Un chiffre a fait couler beaucoup d'encre: celui de 6.500 étrangers morts au Qatar depuis l'attribution du Mondial en 2010, avancé en février 2021 par The Guardian.
Le quotidien britannique, qui a travaillé sur des données fournies par les autorités de cinq pays d'Asie du sud-est, a expliqué que "les actes de décès" sur lesquels il s'est appuyé "ne sont pas classés par profession ou lieu de travail".
Mais de nombreux médias occidentaux ont fait un raccourci et repris ce chiffre en imputant ces décès uniquement aux chantiers des stades du Mondial, accidents, crises cardiaques dues à la chaleur ou l'épuisement, etc.
L'Organisation internationale du travail (OIT), présente à Doha depuis 2018, a d'ailleurs regretté en novembre 2021 que ce bilan ait été "largement reproduit (...) sans toujours inclure le contexte (...) et en attribuant souvent ces décès à la construction des sites de la Coupe du monde".
Déficience statistique
Les autorités qataries démentent avec force, évoquent "calomnies", "racisme", et brandissent désormais la menace de poursuites judiciaires. "Nous avons pris un vaste éventail de mesures (...) pour améliorer les vies de tous les travailleurs au Qatar", argumente auprès de l'AFP un responsable gouvernemental. Selon lui, "il reste du travail", mais "personne ne peut légitimement contester que le Mondial a accéléré les progrès dans notre pays".
La Confédération syndicale internationale, qui négocie les réformes sociales avec les autorités, évoque aussi des "progrès significatifs" tout en ajoutant qu'il reste à faire.
Le Comité suprême d'organisation du Mondial avance le chiffre de trois morts sur les seuls chantiers d'infrastructures directement liés au tournoi, en particulier les stades. Ce bilan a également été évoqué par le patron de la Fifa Gianni Infantino en mai.
Aucune ONG internationale de renom n'a repris le chiffre de 6.500. Amnesty International et Human Rights Watch (HRW) ont demandé à la Fifa de mettre en place un fonds d'indemnisation pour les travailleurs migrants, sans donner de bilan.
"Ce chiffre est devenu iconique parce qu'il répond à une question à laquelle personne ne peut répondre", estime le Français Jean-Baptiste Guégan, enseignant et auteur de la Géopolitique du sport.
Tout en relevant les insuffisances des données disponibles, l'OIT a documenté 50 accidents du travail mortels d'employés sur une année, en 2020, et 500 blessures graves. "La plupart (des victimes) étaient des travailleurs migrants du Bangladesh, d'Inde et du Népal, principalement dans le BTP. Des chutes et des accidents de la route sont les principales causes de blessures graves, suivis par la chute d'objets sur des chantiers", selon l'OIT.

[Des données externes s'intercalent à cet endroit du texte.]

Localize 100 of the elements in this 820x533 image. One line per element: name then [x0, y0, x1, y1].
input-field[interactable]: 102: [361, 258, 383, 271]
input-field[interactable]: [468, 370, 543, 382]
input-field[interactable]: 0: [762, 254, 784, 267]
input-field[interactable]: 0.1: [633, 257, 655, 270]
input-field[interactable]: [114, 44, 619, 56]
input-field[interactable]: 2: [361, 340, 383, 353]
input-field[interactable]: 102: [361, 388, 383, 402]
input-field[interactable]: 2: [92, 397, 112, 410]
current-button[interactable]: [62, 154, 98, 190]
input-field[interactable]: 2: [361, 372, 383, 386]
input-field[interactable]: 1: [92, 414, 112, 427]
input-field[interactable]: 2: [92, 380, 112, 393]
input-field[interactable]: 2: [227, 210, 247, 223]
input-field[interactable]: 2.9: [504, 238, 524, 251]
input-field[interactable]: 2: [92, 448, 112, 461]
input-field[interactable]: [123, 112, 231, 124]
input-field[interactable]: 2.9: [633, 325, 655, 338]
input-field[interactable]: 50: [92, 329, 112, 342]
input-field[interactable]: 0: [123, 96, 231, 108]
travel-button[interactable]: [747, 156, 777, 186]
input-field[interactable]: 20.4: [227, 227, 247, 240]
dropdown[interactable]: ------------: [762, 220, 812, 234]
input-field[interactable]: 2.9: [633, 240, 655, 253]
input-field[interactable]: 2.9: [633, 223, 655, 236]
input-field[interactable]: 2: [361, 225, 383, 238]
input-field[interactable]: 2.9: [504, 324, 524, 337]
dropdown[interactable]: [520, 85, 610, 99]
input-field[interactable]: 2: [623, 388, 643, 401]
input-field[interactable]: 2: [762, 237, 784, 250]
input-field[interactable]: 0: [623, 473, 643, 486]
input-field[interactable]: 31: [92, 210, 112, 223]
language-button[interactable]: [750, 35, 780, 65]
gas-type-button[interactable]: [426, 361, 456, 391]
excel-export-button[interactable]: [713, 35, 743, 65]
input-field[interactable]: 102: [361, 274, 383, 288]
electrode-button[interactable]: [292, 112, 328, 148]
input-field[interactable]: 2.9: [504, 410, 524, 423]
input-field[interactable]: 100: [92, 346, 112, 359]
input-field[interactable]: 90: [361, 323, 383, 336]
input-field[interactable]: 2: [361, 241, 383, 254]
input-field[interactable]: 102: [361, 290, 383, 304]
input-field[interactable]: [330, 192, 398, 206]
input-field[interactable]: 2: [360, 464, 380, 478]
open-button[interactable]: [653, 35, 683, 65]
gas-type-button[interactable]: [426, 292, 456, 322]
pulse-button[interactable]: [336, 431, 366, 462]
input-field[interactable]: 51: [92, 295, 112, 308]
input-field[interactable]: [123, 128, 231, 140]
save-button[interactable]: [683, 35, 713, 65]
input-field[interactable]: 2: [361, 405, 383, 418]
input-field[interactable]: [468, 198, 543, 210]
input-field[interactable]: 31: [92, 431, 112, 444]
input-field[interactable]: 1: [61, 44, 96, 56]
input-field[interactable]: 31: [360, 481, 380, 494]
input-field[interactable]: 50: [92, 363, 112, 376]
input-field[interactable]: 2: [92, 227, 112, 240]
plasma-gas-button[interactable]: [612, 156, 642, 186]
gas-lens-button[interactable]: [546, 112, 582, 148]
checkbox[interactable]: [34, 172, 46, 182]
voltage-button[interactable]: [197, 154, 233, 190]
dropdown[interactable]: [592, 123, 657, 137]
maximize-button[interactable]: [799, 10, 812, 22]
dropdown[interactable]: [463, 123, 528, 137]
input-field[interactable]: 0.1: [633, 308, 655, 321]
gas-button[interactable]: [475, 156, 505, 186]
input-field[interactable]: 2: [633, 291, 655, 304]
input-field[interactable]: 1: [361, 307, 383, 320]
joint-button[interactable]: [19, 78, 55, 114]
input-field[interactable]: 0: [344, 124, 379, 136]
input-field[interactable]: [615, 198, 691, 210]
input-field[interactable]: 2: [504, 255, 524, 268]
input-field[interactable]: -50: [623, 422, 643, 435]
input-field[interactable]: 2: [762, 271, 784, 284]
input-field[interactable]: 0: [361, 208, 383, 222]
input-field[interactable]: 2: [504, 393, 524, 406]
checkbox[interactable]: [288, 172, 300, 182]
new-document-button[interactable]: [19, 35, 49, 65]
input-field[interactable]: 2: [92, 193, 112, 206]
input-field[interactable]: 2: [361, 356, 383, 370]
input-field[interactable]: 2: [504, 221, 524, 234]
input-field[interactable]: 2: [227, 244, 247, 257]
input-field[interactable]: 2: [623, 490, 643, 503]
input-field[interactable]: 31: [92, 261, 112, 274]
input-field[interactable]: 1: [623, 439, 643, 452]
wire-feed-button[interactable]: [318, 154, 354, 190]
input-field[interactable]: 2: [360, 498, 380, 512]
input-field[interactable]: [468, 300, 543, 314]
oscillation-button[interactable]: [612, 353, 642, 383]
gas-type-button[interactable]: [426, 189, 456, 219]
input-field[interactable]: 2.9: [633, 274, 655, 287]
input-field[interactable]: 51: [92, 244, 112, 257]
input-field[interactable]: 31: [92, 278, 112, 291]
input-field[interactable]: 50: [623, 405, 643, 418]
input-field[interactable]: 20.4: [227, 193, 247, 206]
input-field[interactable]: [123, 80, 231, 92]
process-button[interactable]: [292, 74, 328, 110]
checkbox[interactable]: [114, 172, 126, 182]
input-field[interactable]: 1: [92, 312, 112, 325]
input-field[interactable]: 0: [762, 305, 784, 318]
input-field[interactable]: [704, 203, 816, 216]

L'une des principales raisons du flou est, selon les sources interrogées par l'AFP, la déficience de l'outil statistique au Qatar.
Pour l'OIT, ces lacunes "ne rendent pas possible d'établir un chiffre catégorique". Elle appelle à "accroître les efforts pour enquêter sur des blessures ou des décès qui pourraient être liés au travail mais ne sont pas classés comme tels".
Chaleurs extrêmes
"Sans thermomètre, impossible de prendre la température", résume un syndicaliste français ayant visité à de nombreuses reprises les chantiers. A titre de comparaison, en 2019, le secteur du BTP en France a enregistré 215 décès. "Mais dans un pays avec 20 fois plus d'habitants" que le Qatar, précise une source proche des ONG internationales.
Faute d'enquête sur les "décès d'employés, il est difficile de savoir combien sont morts à cause des chaleurs extrêmes, mais il n'y a aucun doute sur le fait que la question est extrêmement grave", dit Steve Cockburn, directeur du programme Justice économique et sociale d'Amnesty International.
"Que ce soit sur des chantiers liés au Mondial ou non, des milliers de morts restent inexpliquées sur les dix dernières années, et au moins des centaines sont probablement liées aux dangereuses conditions de travail", poursuit-il.
"C'est assez simple de s'abriter derrière ce flou. Si les autorités qataries n'ont pas prémédité ces lacunes, elles sont aujourd'hui un bouclier", analyse une source proche d'ONG internationales.
En octobre, sur France 5, le journaliste français Quentin Müller, auteur du livre "Les esclaves de l'homme-pétrole", pointait du doigt un gros trou: "On n'a pas les statistiques pour les pays africains", seconde région d'origine des travailleurs migrants au Qatar, où les étrangers pèsent pour 90% des près de trois millions d'habitants.
Autre donnée manquante selon lui, les décès des travailleurs rentrés chez eux malades, notamment en raison de "problèmes rénaux" dus à la mauvaise désalinisation de l'eau fournie aux travailleurs.